Эрве Жонкур догадался, что к его затылку приставили какой-то предмет, пригнув ему голову к земле.
— Это ружье, француз. Не поднимайте голову, прошу вас.
Эрве Жонкур не сразу понял. Но вот, сквозь смутный гул обращенного в бегство каравана, до слуха его долетел золотистый перезвон тысячи маленьких колокольчиков; звук близился, подступая к нему шаг за шагом, и хоть перед глазами у него была только серая земля, он представил себе, как паланкин качается, подобно маятнику, словно и впрямь видел, как, взбираясь по дороге, он мало-помалу приближался, медленно, но неумолимо, влекомый звуком, который становился все сильнее, невыносимо сильным, и надвигался все ближе, так близко, что можно было его коснуться; позолоченное журчание струилось уже напротив, как раз напротив него — в это мгновение — эта женщина — напротив него.
Эрве Жонкур поднял голову.
Восхитительные ткани, дивные шелка опоясали паланкин. Тысячецветье оранжево-бело-охряно-серебряного. Ни щелочки в волшебном гнезде, только шелестящее колыхание цветов, разлитых в воздухе, — непроницаемых, невесомых, невесомее пустоты.

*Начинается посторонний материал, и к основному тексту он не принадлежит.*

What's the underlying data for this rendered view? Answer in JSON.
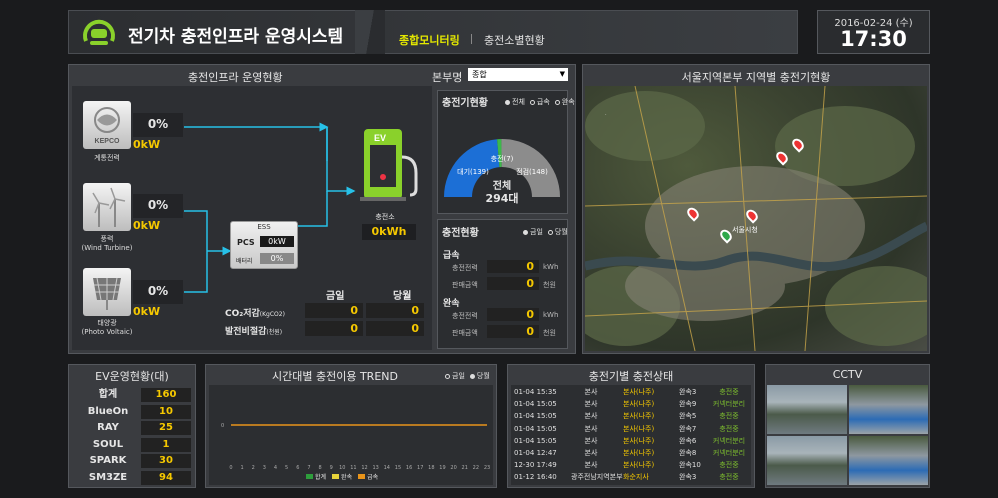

Эрве Жонкур не услышал взрыва, разносящего в клочья его жизнь. Он уловил тающий вдали звон, почувствовал, как от затылка отвели ружейный ствол, и разобрал голос Хара Кэя:
— Уходите, француз. И больше не возвращайтесь.
49
Только тишина на дороге. Тело мальчика на земле. На коленях стоит человек. Покуда брезжит дневной свет.
50
Эрве Жонкур добирался до Иокогамы одиннадцать дней. Он подмаслил японского чиновника и заполучил шестнадцать кладок яиц шелкопряда, привезенных с юга острова. Эрве Жонкур обернул их шелковой тканью и запломбировал в четырех круглых деревянных коробах. Подыскал суденышко, уходившее на континент, и в первых числах марта высадился на русском берегу. Он двинулся северным путем, чтобы замедлить вызревание яичек и растянуть время, оставшееся до их раскрытия. С вынужденными остановками он проделал четыре тысячи верст по Сибири, перевалил через Урал и прибыл в Санкт-Петербург. Расплатившись золотом, он закупил сотни пудов льда и погрузил его вместе с кладкой яиц в трюм торгового судна, взявшего курс на Гамбург. Плавание заняло шесть дней. Выгрузив четыре круглых деревянных короба, он сел на поезд южного направления. Через одиннадцать часов пути, выехав из местечка Геберфельд, поезд остановился для заправки водой. Эрве Жонкур посмотрел вокруг. По-настоящему летнее солнце припекало пшеничные поля и все что ни есть на белом свете. Напротив Эрве Жонкура сидел русский коммерсант. Скинув ботинки, он обмахивался последней страницей газеты, набранной по-немецки. Эрве Жонкур взглянул на него повнимательнее. Он заметил на его рубашке мокрые пятна, а на лбу и шее — капли пота. Русский что-то сказал сквозь смех. Эрве Жонкур улыбнулся в ответ, встал, ухватил чемоданы и сошел с поезда. Вернулся в конец состава к товарному вагону, в котором везли мясо и рыбу, переложенные льдом. Вода лилась из вагона, как из таза, продырявленного сотней пуль. Он открыл вагон, залез внутрь, взял один за другим круглые деревянные короба, вытащил их и разложил на земле у самых рельсов. Закрыл вагон и стал ждать. Когда поезд был готов к отправлению, ему крикнули, чтобы он не мешкал и садился. Он помотал головой и махнул на прощанье рукой. На его глазах поезд уходил все дальше и дальше и вскоре скрылся из виду. Он подождал, пока утихнет всякий шум. Затем наклонился к одному из деревянных коробов, сорвал с него пломбы и вскрыл. То же самое он проделал с тремя другими коробами. Медленно и аккуратно.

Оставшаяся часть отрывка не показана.